MAY 7, 2002, HOMILY- JOHN 16:5- 15
I TELL YOU THE TRUTH: IT IS TO
YOUR ADVANTAGE THAT I GO AWAY. Jesus spoke these words to his disciples whose hearts
were filled with sadness upon hearing he was soon to leave them. Their sense of loss was
all the more insupportable in that his departure seemed to them to be permanent and
absolute for he was about to enter upon the way of death. He himself, later in the garden
and then upon the cross, was to experience the bitterness of feeling abandoned, so that he
was sad unto death. Separation from loved ones for any length of time is experienced as
painful and a diminishment of life itself. The more closely we are united with another,
the sharper the sense of loss. Such distancing is easier to bear when there is prospect of
a reunion in the not too distant future. It is lighter also when the cause of the
separation is the good of the loved one. How many persons there are from this country who,
in order to make a living for their family, must work abroad and spend the majority of
their days in alien lands, removed from those for whom they work.
Knowing the pain of the separation that the apostles were to suffer,
and already began to feel as he spoke of his leaving them by death, Jesus offers them a
source of consolation in the form of a solemn promise. What he promises them is nothing
less that another self- his own Holy Spirit. This person shares with him all the life and
glory of the Father. So true is he another self that his coming into the soul is the very
presence of Jesus and of his Father. In the Spirit the words come true that the Lord is
reported to have uttered in this same discourse: In that day you will know that I am
in my Father and you are in me and I am in you. (John 14: 20).
In this world we must experience any number of separations that we
find painful at the time. This is true of all persons; it has a special meaning for us who
are called to separate ourselves from those who are closest and dearest to us. One of the
earliest terms for a monk was anacorete, a Greek term meaning one who has
withdrawn from the world, and from his family and friends. Above all death is the
great separator, and it weighs heavily upon all persons who love, as Jesus well knew. He
came to change that, and to give a new meaning to all separations. By his death he changed
the meaning of life itself, so that it no longer need terminate in the frustration of love
but be a passage to a new form of union, in the Spirit of God himself.

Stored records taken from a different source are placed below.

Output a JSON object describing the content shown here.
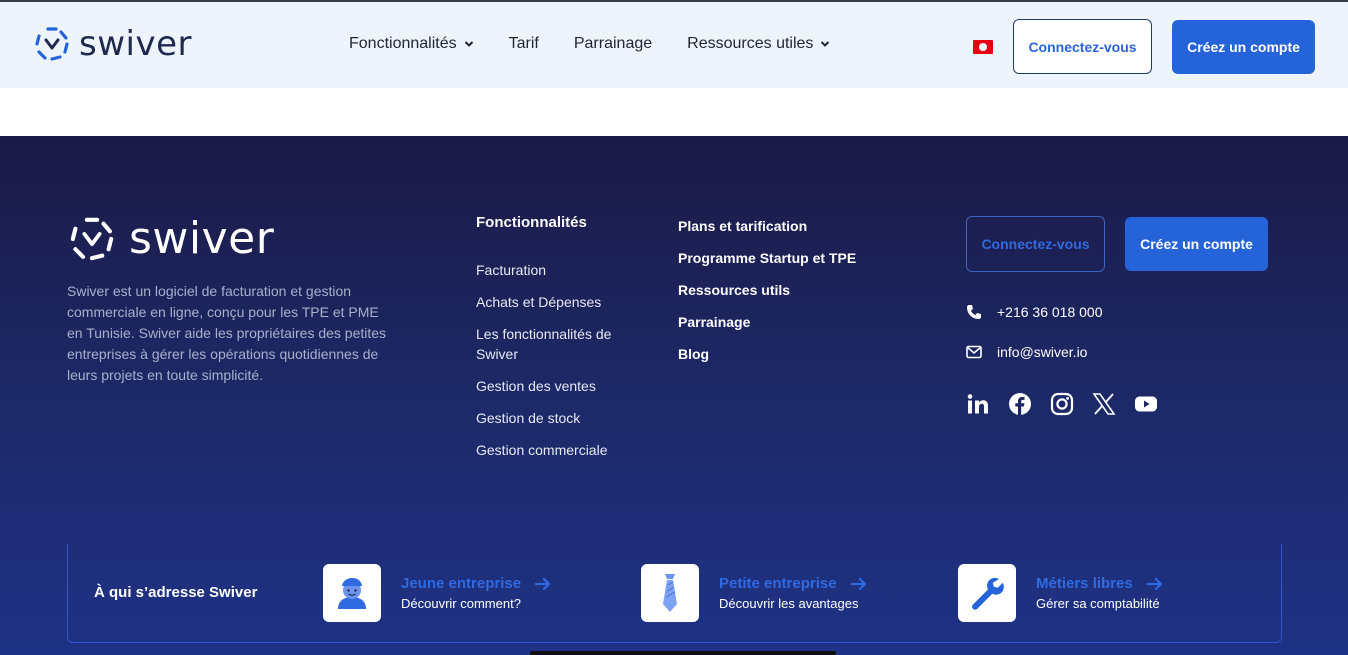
{
  "header": {
    "brand": "swiver",
    "nav": [
      {
        "label": "Fonctionnalités",
        "has_dropdown": true
      },
      {
        "label": "Tarif",
        "has_dropdown": false
      },
      {
        "label": "Parrainage",
        "has_dropdown": false
      },
      {
        "label": "Ressources utiles",
        "has_dropdown": true
      }
    ],
    "flag_icon": "tunisia-flag-icon",
    "login_label": "Connectez-vous",
    "signup_label": "Créez un compte"
  },
  "footer": {
    "brand": "swiver",
    "about": "Swiver est un logiciel de facturation et gestion commerciale en ligne, conçu pour les TPE et PME en Tunisie. Swiver aide les propriétaires des petites entreprises à gérer les opérations quotidiennes de leurs projets  en toute simplicité.",
    "features_title": "Fonctionnalités",
    "features_links": [
      "Facturation",
      "Achats et Dépenses",
      "Les fonctionnalités de Swiver",
      "Gestion des ventes",
      "Gestion de stock",
      "Gestion commerciale"
    ],
    "links": [
      "Plans et tarification",
      "Programme Startup et TPE",
      "Ressources utils",
      "Parrainage",
      "Blog"
    ],
    "login_label": "Connectez-vous",
    "signup_label": "Créez un compte",
    "phone": "+216 36 018 000",
    "email": "info@swiver.io",
    "social_icons": [
      "linkedin-icon",
      "facebook-icon",
      "instagram-icon",
      "x-icon",
      "youtube-icon"
    ]
  },
  "audience": {
    "title": "À qui s’adresse Swiver",
    "cards": [
      {
        "name": "Jeune entreprise",
        "sub": "Découvrir comment?",
        "icon": "young-person-icon"
      },
      {
        "name": "Petite entreprise",
        "sub": "Découvrir les avantages",
        "icon": "tie-icon"
      },
      {
        "name": "Métiers libres",
        "sub": "Gérer sa comptabilité",
        "icon": "wrench-icon"
      }
    ]
  },
  "colors": {
    "accent": "#2563d8",
    "link_blue": "#2f6ae0",
    "footer_bg_top": "#1b1a46",
    "footer_bg_bottom": "#1e3286",
    "header_bg": "#eef4fb"
  }
}
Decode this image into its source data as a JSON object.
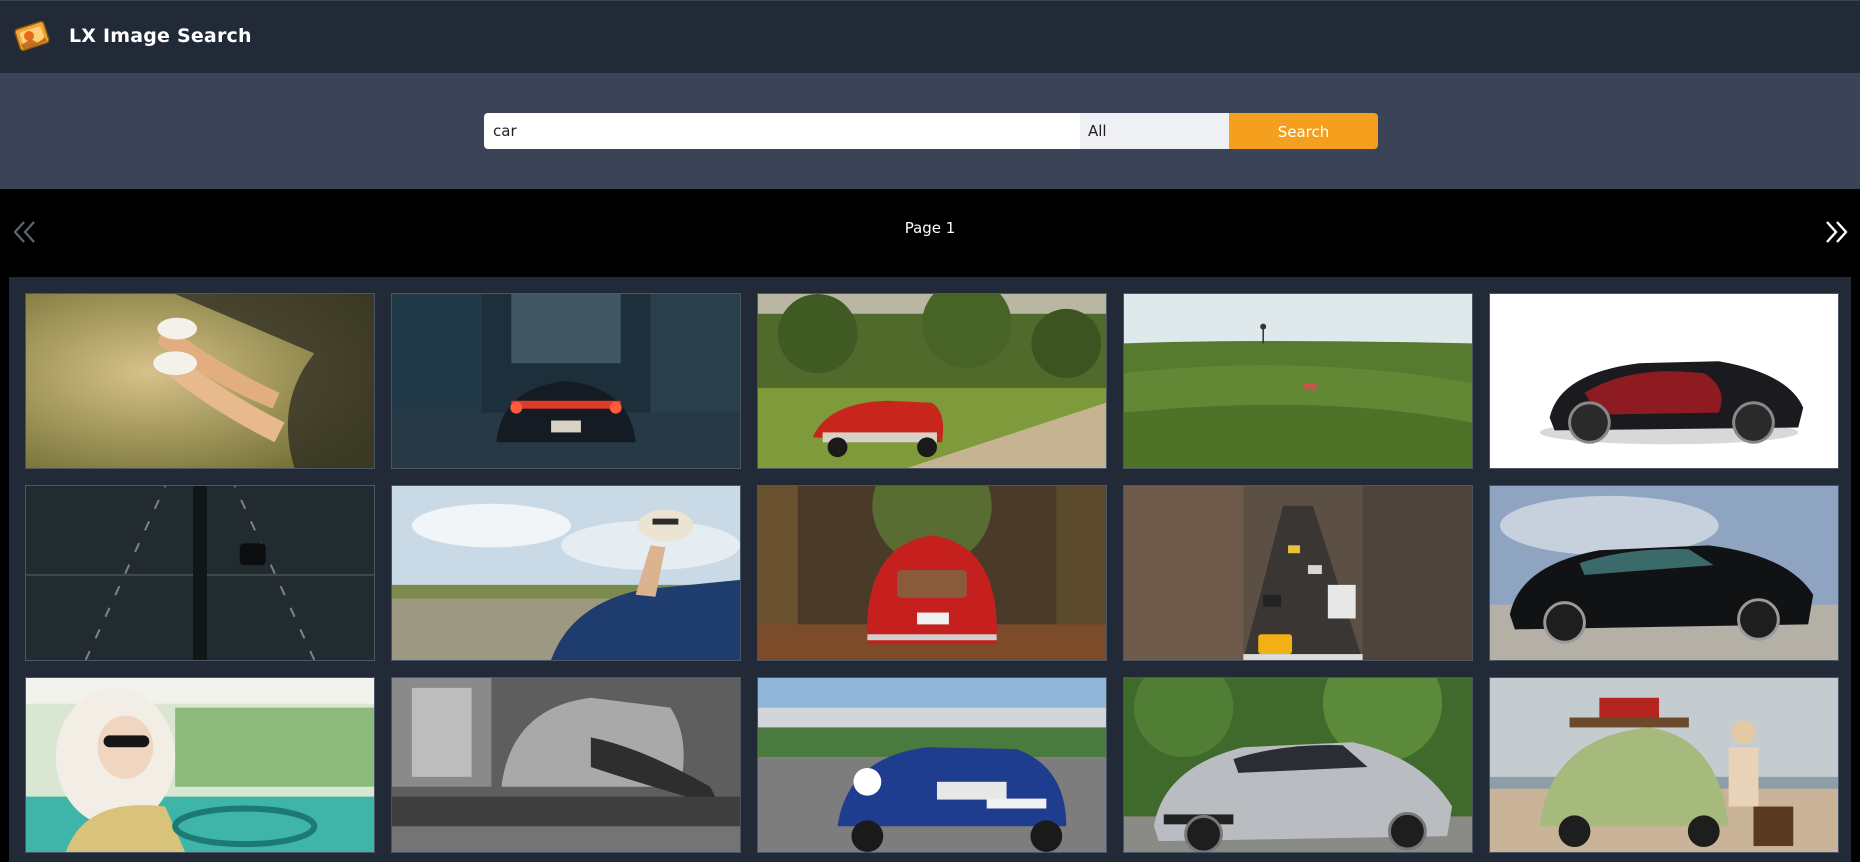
{
  "app": {
    "title": "LX Image Search"
  },
  "search": {
    "query": "car",
    "placeholder": "",
    "category": "All",
    "button_label": "Search"
  },
  "pager": {
    "label": "Page 1"
  },
  "colors": {
    "header": "#222a38",
    "search_band": "#3a4456",
    "accent": "#f4a01e",
    "gallery": "#222a38"
  },
  "gallery": {
    "tiles": [
      {
        "icon": "image-sneakers-car-window"
      },
      {
        "icon": "image-car-rear-city-night"
      },
      {
        "icon": "image-red-vintage-convertible"
      },
      {
        "icon": "image-car-on-green-hills"
      },
      {
        "icon": "image-red-black-supercar"
      },
      {
        "icon": "image-aerial-road-car"
      },
      {
        "icon": "image-hat-out-car-window"
      },
      {
        "icon": "image-red-fiat-forest"
      },
      {
        "icon": "image-city-traffic-taxi"
      },
      {
        "icon": "image-black-mustang"
      },
      {
        "icon": "image-woman-vintage-car"
      },
      {
        "icon": "image-monochrome-garage"
      },
      {
        "icon": "image-blue-race-car"
      },
      {
        "icon": "image-silver-mercedes-amg"
      },
      {
        "icon": "image-green-beetle-beach"
      }
    ]
  }
}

Our Lords death and resurrection bought it about that separation is not abandonment, but an occasion for a new form of presence, and consequently leads to a more intimate and profound union, a union in the Holy Spirit. By virtue of possessing the life of the Spirit within us we are made members of Christ and so become children of God. If we are faithful to his words and follow him where he leads we will never again be separated from him and from those we love in him. It is this gift of the new life in the Spirit of Jesus that we celebrate at the Eucharist we offer today. May this pledge of our Lords love and care for us be a source of strength that allows us to be faithful to our call to live worthy of his love and separated from all sin and selfish attachments.